2.) Roiphe mentions Elizabeth Hardwick’s literary critique of the works of Mary McCarthy as another example. Again, a total twisting of facts and context. Hardwick was a literary critic writing about a writer. She wasn’t a social commentator or a columnist (like Roiphe). She is seeking to analyze the work of the writer through her life (that’s what the literary critic does). There’s no judgment that I can see there. Roiphe also tries to say that Virginia Woolf calling Rebecca West a “gypsy” is another example. Writers feud all the time and I am not sure what “gypsy” meant in the parlance of the times Woolf and West lived in but this seems like an awfully big stretch. Also is Woolf (who died in 1941) considered politically a liberal by today’s political definitions?
3.) Roiphe also discusses the media reaction to John Edwards’ mistress Rielle Hunter focusing on the fury directed at her.

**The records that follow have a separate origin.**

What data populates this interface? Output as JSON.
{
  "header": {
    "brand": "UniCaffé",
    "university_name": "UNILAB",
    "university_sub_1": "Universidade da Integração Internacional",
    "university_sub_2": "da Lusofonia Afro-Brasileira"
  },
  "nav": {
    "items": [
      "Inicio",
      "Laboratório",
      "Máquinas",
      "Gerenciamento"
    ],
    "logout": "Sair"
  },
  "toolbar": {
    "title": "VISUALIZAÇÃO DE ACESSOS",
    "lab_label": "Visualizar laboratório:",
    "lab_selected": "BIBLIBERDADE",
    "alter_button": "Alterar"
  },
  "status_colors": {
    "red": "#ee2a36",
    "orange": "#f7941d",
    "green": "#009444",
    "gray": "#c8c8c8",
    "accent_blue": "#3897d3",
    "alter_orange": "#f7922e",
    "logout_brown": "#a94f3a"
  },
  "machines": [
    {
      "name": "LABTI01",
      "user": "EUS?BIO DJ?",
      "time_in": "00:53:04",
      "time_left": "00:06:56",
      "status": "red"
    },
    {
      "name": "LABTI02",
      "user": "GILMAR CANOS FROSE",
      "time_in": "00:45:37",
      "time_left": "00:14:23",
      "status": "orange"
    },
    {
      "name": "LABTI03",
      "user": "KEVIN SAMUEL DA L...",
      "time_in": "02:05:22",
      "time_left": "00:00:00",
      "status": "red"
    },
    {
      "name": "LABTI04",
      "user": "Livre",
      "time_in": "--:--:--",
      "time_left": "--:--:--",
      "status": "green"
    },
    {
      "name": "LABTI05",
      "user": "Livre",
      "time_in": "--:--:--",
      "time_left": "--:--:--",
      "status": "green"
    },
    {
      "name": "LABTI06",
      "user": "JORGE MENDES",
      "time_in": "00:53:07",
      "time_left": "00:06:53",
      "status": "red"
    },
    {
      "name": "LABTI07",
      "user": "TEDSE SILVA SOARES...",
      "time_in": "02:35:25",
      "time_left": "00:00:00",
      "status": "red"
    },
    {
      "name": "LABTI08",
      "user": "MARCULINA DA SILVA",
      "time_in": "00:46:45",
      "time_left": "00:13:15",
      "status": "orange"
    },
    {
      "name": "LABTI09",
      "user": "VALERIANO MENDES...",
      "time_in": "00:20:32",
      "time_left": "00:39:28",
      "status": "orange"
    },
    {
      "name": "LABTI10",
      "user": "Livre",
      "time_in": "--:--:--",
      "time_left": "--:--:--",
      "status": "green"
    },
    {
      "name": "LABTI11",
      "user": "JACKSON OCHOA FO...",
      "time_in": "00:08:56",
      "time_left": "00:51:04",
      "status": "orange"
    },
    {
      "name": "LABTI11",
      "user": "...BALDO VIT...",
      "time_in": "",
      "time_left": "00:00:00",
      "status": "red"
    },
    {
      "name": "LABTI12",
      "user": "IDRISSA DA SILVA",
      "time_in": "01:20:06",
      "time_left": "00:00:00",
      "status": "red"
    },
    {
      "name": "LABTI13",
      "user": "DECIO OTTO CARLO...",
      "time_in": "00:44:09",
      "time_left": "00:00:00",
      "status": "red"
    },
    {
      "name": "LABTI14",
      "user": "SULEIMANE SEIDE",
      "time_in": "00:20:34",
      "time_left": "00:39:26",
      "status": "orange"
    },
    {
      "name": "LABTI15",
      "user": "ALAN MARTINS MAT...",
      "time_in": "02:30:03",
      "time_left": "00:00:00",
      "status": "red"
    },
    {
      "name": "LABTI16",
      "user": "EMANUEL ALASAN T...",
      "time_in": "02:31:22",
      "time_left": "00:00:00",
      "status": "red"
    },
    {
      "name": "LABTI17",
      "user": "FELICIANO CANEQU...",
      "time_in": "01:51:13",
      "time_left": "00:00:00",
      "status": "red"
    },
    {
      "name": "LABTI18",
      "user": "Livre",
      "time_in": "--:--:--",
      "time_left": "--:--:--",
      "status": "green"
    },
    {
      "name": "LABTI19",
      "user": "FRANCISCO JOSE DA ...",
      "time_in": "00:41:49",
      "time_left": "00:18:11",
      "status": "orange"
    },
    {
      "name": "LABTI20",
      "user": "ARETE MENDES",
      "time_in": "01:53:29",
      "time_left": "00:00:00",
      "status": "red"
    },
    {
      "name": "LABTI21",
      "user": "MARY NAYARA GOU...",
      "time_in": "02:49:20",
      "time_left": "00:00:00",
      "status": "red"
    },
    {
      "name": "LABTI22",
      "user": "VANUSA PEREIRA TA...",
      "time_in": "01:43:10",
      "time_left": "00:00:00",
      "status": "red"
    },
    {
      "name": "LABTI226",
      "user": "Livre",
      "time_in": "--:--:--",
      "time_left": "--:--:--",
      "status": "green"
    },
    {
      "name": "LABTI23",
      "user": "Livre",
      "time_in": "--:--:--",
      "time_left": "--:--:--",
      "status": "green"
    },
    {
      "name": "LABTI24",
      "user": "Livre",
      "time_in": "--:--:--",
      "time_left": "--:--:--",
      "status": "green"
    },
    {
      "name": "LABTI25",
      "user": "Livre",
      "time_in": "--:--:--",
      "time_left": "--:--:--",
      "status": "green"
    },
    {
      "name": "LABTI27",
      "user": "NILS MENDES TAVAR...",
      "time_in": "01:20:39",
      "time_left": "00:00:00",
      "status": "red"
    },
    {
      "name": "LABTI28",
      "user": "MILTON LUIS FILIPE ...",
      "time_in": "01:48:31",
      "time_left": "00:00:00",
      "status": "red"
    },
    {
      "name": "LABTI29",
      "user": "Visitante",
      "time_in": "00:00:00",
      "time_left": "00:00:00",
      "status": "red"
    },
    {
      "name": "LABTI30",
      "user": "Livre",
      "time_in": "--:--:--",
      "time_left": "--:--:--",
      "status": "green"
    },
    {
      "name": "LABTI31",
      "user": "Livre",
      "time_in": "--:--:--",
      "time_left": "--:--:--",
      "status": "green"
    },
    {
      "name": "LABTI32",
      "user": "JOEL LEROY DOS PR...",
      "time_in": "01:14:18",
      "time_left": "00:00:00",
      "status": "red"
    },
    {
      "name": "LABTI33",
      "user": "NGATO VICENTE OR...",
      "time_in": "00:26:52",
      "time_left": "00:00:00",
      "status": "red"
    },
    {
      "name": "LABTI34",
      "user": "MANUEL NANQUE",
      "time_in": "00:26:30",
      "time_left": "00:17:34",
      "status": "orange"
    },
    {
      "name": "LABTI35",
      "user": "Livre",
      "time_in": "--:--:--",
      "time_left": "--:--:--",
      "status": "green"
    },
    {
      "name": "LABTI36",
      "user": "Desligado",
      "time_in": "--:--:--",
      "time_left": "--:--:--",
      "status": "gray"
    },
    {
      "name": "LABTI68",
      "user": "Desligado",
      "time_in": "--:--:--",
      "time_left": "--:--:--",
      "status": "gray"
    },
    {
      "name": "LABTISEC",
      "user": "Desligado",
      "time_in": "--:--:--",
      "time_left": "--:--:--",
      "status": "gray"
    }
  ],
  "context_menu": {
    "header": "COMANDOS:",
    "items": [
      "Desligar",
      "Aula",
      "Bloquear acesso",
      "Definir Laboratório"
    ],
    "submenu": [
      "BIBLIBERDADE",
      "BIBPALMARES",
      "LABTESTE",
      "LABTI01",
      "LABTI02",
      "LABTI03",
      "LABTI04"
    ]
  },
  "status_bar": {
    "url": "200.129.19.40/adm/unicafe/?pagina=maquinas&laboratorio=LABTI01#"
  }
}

Again, I think she twists the story to make it fit her narrative. The reason people hate Hunter (and John Edwards too) is that his wife was dying of cancer (perhaps due to the fertility drugs she took to have more children after their first son died) at the time the affair was exposed. Public sympathy with Elizabeth Edwards was the motivating factor here. Roiphe then goes on to talk about media reaction to Mimi Alford, a woman in her 70’s who recently came out about her affair with JFK. Here again, the issue is not sluttiness but another bottom feeder feeding off the legacy of a dead leader. By the way, in both cases, Roiphe seems to imply the men got off in the court of public opinion. She’s dead wrong there. There are very few politicians, heck, I would people in general, past and present as unpopular as John Edwards and Kennedy? Well the gossip pages have been full of his affairs and the sordid details of his family for decades.
4.) Roiphe’s last point is her most far out and tenuous. She goes on to describe the college hook-up scene in detail and the promiscuity of young women. I am not sure what this has to do with her original argument about a liberal double-standard. When I was in college, those engaging in organized decadence like the activities Roiphe describes were those involved in the Greek life (fraternities and sororities) they were almost all conservative Republicans (Reagan lovers at the time-the 1980’s). I don’t see how she makes the connection between this behavior and liberalism. By doing this, she is just as bad as Limbaugh himself.
Al Franken said “You are entitled to your own opinions but not your own facts” Roiphe has provided examples that in no way support her argument. This is also a cautionary tale on using article links. Don’t be so lazy as to assume an article on a subject matches what you are trying to say. Remember to read the article first. Any idiot can embed lots of links but will be exposed as such by anyone who takes the time to read the links
The issue of false equivalency the idea that liberal hatespeech (if it exists and I am unconvinced of that) is just the same as conservative hatespeech is not supported by specific case by case details. Bill Maher went after a public figure, Sarah Palin, who herself was insulting others with horrible abuse some of it I think was an incitement to violence . Rush Limbaugh, through repeated rants, defamed a student who at the time was making the point that contraception is sometimes needed for other medical conditions and, on top of it, he also lied about the specifics of what she said.. There is no comparison there.